Saturday, May 18, 2013

I Became Hollow, an excerpt

I stare down at my plants growing in their little window box. Carefully, I begin to water the small green vines, their tiny leaves just beginning to unfold and greet the sunlight that feeds them daily. Hyunjae chuckles quietly.
"You've become completely absorbed in them. Everyone would laugh to see the great and mighty Kim Haneul babying those little green things as if they were his own children."
 I cast a glare in his direction.
 "They stick by me better than other people do." I whisper.
 "As if. I'm here, aren't I?"
 I ignore him. It's not as if he needs to be told how much he's failed me.
 "What are the others doing?"
 Hyunjae muses for a minute, tapping the table softly. He would have made a wonderful drummer, I think to myself, watching his fingernails, coated in chipped black paint, strike my countertop. It's really too bad he became a solo artist.
 "Jinsoo went into the army, like you. He's finished his mandatory service, but he's still not sure about his career. He seems to be very attached to the military. A part of me wonders...if he's having trouble coming out of it like you are."
 "Were. I'm better now," I answer defiantly, even though a huge part of me screams 'You aren't better and you never will be! Everything up until now, the leaving, the working, the pill-pushing, the crying...none of it worked and none of it ever will. You will never heal, you will die like this.'
 Hyunjae glances at me, "I'm sorry, Haneul, but you don't look better to me."
 I give him a quick glare, "enough about me. How is Minyoung?"
 "Minyoung became a lawyer."
 My eyes widen, and for a moment I forget my plants as I turn to Hyunjae, "Minyoung, a lawyer? But he was so-"
 "Involved in his career. I know. That's how I responded at first, but it's completely true. He's all books and laws and courtrooms now. It's very intimidating, honestly. Thankfully, he hasn't lost his smile."
 I think back to the dark writing inscribed on my back, "does he still have his tattoo? He didn't get it removed, did he?"
 Hyunjae laughs at me, but I feel a bit slighted. The memory of Minyoung, Changwoo, and I marching to a tattoo parlor on our first visit to Hawaii is still fresh in my memory. Our teenaged wrecklessness and childish dreams are still fresh, too, and I suffer a sad smile. Hyunjae catches it and rests a hand on my back, suddenly giving the hair that falls on my shirt collar an affectionate ruffle. I expect him to hug me, but he doesn't, instead patting the place on my back where the hopeful words are inked into my flesh.
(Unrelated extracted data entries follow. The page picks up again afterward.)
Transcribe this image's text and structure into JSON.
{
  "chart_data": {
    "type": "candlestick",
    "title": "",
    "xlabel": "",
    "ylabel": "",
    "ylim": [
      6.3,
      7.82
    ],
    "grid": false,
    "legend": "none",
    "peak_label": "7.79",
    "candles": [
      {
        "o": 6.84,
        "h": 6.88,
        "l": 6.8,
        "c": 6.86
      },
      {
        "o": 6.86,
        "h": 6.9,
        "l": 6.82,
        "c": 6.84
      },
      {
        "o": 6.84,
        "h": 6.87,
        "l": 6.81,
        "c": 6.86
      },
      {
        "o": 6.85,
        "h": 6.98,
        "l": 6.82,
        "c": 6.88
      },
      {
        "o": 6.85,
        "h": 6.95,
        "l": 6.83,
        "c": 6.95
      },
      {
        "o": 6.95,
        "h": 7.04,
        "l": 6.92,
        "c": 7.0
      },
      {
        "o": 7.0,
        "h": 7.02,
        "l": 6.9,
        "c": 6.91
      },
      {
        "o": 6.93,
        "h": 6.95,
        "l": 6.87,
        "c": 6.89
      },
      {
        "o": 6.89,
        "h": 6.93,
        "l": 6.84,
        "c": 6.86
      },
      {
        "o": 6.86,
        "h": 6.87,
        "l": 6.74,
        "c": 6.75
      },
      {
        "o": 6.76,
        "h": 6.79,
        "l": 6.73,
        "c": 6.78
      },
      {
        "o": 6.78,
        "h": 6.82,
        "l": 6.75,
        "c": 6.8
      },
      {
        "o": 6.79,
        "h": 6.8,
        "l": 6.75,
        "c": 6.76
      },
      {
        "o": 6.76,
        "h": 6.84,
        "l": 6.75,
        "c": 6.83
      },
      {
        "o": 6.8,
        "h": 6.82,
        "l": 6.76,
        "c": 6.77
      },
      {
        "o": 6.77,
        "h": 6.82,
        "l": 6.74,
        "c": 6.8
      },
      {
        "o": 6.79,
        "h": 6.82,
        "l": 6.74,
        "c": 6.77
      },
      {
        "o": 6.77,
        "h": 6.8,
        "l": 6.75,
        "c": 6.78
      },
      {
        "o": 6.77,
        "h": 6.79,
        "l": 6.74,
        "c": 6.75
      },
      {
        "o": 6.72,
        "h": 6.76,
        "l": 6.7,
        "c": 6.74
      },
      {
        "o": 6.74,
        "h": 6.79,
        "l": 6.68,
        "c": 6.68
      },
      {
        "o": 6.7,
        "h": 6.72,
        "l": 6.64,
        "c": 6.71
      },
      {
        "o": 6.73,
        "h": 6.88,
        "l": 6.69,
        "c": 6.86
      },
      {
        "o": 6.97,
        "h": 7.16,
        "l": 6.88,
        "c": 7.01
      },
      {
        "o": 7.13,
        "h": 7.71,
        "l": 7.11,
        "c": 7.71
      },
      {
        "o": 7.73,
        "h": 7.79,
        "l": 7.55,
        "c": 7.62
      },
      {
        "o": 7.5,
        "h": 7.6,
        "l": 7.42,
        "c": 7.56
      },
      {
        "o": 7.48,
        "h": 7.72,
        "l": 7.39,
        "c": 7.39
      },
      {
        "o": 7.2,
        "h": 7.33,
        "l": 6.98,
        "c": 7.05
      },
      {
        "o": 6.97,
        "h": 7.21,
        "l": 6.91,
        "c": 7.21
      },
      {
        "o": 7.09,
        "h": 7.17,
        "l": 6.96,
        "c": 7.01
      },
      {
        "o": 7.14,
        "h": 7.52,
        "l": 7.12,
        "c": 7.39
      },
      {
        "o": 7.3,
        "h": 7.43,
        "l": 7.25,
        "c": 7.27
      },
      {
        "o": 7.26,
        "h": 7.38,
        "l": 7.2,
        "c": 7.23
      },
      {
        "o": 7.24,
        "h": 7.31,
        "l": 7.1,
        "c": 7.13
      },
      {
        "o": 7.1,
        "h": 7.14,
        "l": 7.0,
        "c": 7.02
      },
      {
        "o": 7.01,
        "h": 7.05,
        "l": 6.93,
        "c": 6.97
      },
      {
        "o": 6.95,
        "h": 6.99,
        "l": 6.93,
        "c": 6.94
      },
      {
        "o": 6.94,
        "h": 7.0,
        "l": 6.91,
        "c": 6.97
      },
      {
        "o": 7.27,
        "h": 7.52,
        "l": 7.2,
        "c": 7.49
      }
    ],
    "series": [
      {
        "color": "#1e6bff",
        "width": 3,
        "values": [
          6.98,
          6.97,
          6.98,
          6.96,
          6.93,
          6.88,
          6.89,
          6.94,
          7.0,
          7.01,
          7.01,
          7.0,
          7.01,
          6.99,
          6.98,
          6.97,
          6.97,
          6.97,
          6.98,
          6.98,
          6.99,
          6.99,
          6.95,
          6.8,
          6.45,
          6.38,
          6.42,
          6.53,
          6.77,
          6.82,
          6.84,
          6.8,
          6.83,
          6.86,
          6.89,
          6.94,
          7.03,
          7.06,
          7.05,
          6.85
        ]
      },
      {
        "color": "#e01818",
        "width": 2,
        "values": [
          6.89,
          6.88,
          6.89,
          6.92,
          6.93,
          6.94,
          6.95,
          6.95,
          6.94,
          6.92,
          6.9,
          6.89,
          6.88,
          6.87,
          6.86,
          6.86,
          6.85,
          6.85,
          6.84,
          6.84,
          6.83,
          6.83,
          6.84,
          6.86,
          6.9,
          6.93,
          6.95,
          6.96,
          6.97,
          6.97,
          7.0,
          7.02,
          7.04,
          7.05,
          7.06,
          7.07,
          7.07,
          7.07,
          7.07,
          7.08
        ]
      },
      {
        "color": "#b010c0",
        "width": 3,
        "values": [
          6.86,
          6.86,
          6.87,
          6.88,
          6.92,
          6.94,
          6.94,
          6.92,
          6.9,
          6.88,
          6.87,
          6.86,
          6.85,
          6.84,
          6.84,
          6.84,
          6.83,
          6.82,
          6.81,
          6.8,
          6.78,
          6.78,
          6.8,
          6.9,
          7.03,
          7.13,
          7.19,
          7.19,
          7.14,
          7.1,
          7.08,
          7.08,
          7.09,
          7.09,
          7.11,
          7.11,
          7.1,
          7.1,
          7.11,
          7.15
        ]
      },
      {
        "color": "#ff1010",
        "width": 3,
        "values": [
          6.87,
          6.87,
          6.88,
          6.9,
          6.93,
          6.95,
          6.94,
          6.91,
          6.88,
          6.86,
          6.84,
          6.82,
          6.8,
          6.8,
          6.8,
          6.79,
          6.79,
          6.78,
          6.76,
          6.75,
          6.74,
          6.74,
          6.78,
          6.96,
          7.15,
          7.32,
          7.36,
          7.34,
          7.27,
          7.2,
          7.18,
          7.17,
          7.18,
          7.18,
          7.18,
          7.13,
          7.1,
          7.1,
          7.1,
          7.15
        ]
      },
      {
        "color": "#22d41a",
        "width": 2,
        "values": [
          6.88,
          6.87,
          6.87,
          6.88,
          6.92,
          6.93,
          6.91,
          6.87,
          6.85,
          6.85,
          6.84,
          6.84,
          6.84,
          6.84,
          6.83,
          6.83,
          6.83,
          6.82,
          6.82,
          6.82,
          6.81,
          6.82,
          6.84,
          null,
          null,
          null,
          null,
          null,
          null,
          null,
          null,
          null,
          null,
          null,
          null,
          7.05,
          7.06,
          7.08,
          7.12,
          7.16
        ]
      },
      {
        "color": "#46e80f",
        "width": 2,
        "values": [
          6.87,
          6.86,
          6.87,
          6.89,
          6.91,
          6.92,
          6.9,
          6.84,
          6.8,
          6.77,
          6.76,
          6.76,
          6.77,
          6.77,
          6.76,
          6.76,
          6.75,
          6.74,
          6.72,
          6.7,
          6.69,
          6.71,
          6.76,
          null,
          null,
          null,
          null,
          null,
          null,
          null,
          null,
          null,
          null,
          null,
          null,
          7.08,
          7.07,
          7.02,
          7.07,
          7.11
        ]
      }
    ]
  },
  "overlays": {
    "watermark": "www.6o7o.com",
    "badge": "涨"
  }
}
 "He still has it since it doesn't show under his work clothing. Tell me, do you ever regret it?"
 I sigh softly, "sometimes. It's strange to think of...hyung with this tattoo..." I can't finish my sentence. I don't know how to say it.
 "In the grave? I can only imagine," Hyunjae sighs quietly, "but, Haneul...that's just Changwoo's-"
 "Body, I know," I rush out, turning back to my plants. Hyunjae's hand on my back suddenly feels hot and sweaty. My skin prickles and my shoulders tense; I want him to stop touching me now. Every time I see him, our conversation slowly turns itself into a miniature counselling session, and I hate it.